Somewhat less grim was the following panel, which asked the top brass of Columbus, Las Vegas, and Pittsburgh to share their municipal travails. Facing financial crisis in 2001 and then again in 2008, Columbus “had to make a decision about what kind of city we wanted to be,” according to Mayor Michael Coleman. Service cuts were unavoidable, he said, but cutting too much could plunge the city into a spiral from which it would take decades to recover. Faced with cutting firemen and police, Coleman said he approached the business community with plans for a half-percent tax hike. They and the public supported it, he said, in lieu of further cuts.
In Pittsburgh, Mayor Luke Ravenstahl recounted the steps he took to attract $5 billion in new downtown investment to the former steel city, which “hit the wall” around 1983. The ultra-green PNC Tower and a growing cadre of Google jobs were his celebrated examples, but he said investing in bike paths and other transportation infrastructure was critical to the revival of the city’s Bakery Square neighborhood.
Secretary LaHood closed the day with a rallying cry for high-speed rail that minced no words. “High-speed rail is coming to America,” he said. “There’s no stopping it. We are not going back.” Though the secretary deflected credit for the policy change onto the President, he said his legacy would be safety, pointing to distracted driving restrictions now on the books in 39 states.

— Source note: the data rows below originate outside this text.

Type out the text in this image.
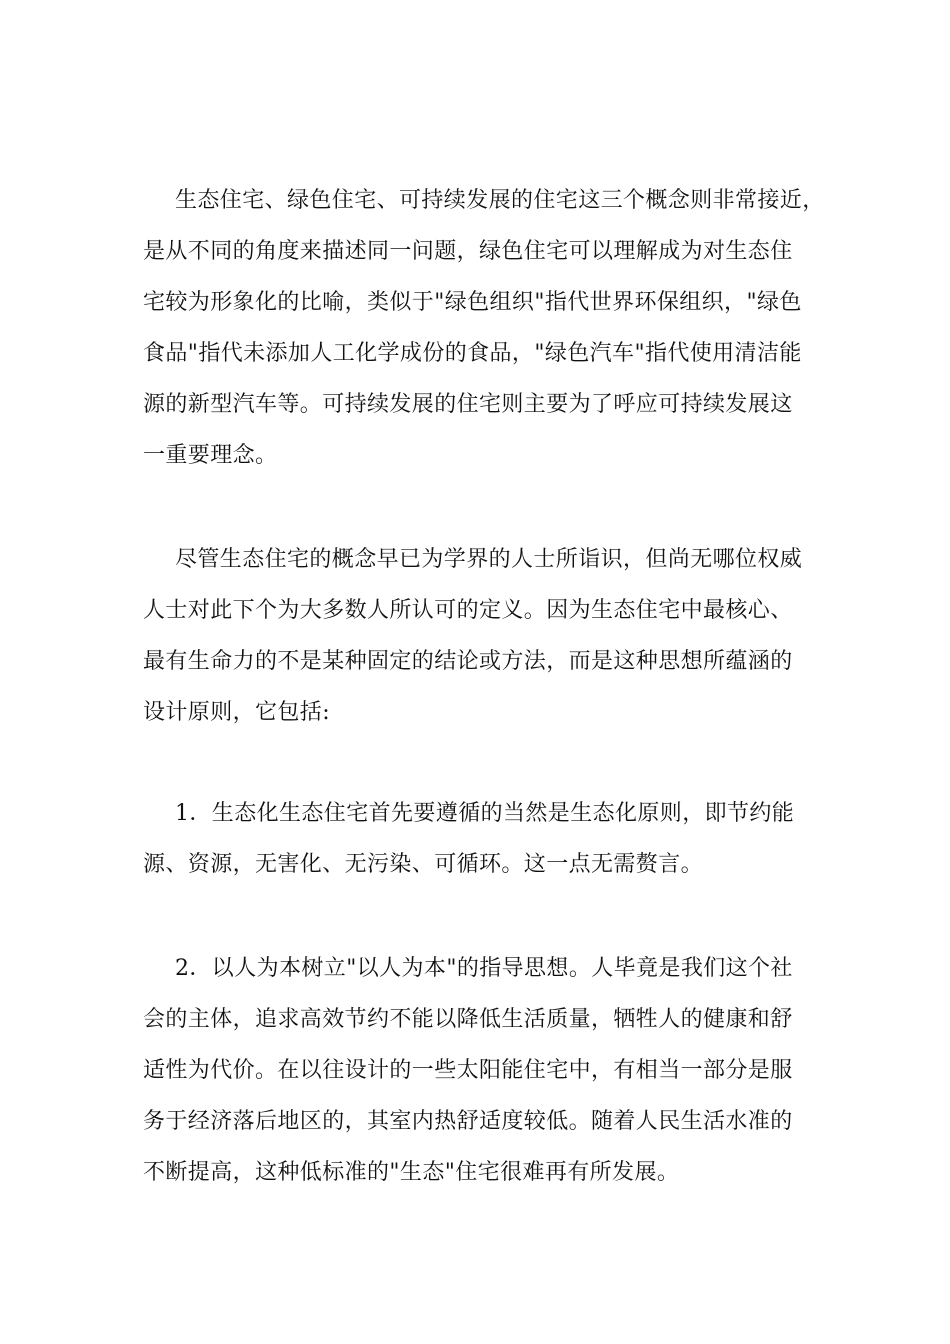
生态住宅、绿色住宅、可持续发展的住宅这三个概念则非常接近，
是从不同的角度来描述同一问题，绿色住宅可以理解成为对生态住
宅较为形象化的比喻，类似于"绿色组织"指代世界环保组织，"绿色
食品"指代未添加人工化学成份的食品，"绿色汽车"指代使用清洁能
源的新型汽车等。可持续发展的住宅则主要为了呼应可持续发展这
一重要理念。
尽管生态住宅的概念早已为学界的人士所诣识，但尚无哪位权威
人士对此下个为大多数人所认可的定义。因为生态住宅中最核心、
最有生命力的不是某种固定的结论或方法，而是这种思想所蕴涵的
设计原则，它包括:
1．生态化生态住宅首先要遵循的当然是生态化原则，即节约能
源、资源，无害化、无污染、可循环。这一点无需赘言。
2．以人为本树立"以人为本"的指导思想。人毕竟是我们这个社
会的主体，追求高效节约不能以降低生活质量，牺牲人的健康和舒
适性为代价。在以往设计的一些太阳能住宅中，有相当一部分是服
务于经济落后地区的，其室内热舒适度较低。随着人民生活水准的
不断提高，这种低标准的"生态"住宅很难再有所发展。
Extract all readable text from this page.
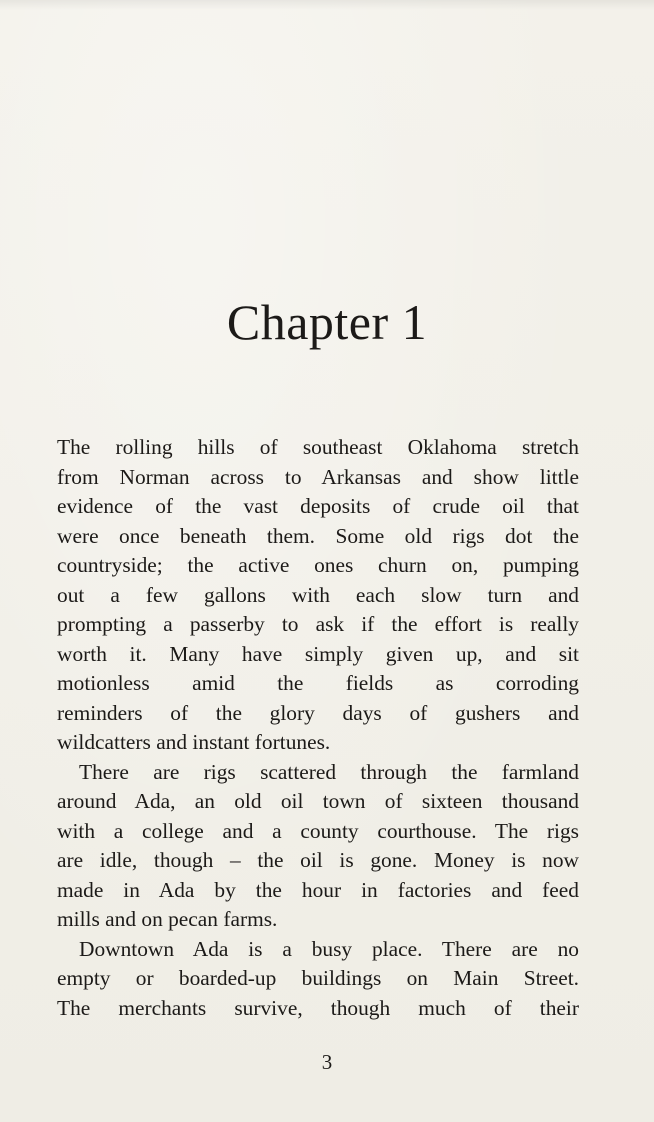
Chapter 1
The rolling hills of southeast Oklahoma stretch
from Norman across to Arkansas and show little
evidence of the vast deposits of crude oil that
were once beneath them. Some old rigs dot the
countryside; the active ones churn on, pumping
out a few gallons with each slow turn and
prompting a passerby to ask if the effort is really
worth it. Many have simply given up, and sit
motionless amid the fields as corroding
reminders of the glory days of gushers and
wildcatters and instant fortunes.
There are rigs scattered through the farmland
around Ada, an old oil town of sixteen thousand
with a college and a county courthouse. The rigs
are idle, though – the oil is gone. Money is now
made in Ada by the hour in factories and feed
mills and on pecan farms.
Downtown Ada is a busy place. There are no
empty or boarded-up buildings on Main Street.
The merchants survive, though much of their
3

“Everyone knows what’s needed in the United States,” LaHood said. “The issue is how do we pay for it?” Federal grant programs for multimodal transportation projects have expanded under the Recovery act, but LaHood said the key to sustaining growth was leveraging private money, in part through strategic loan programs. As for governors refusing to spend federal money on rail projects in their states, the secretary said, “Elections matter.”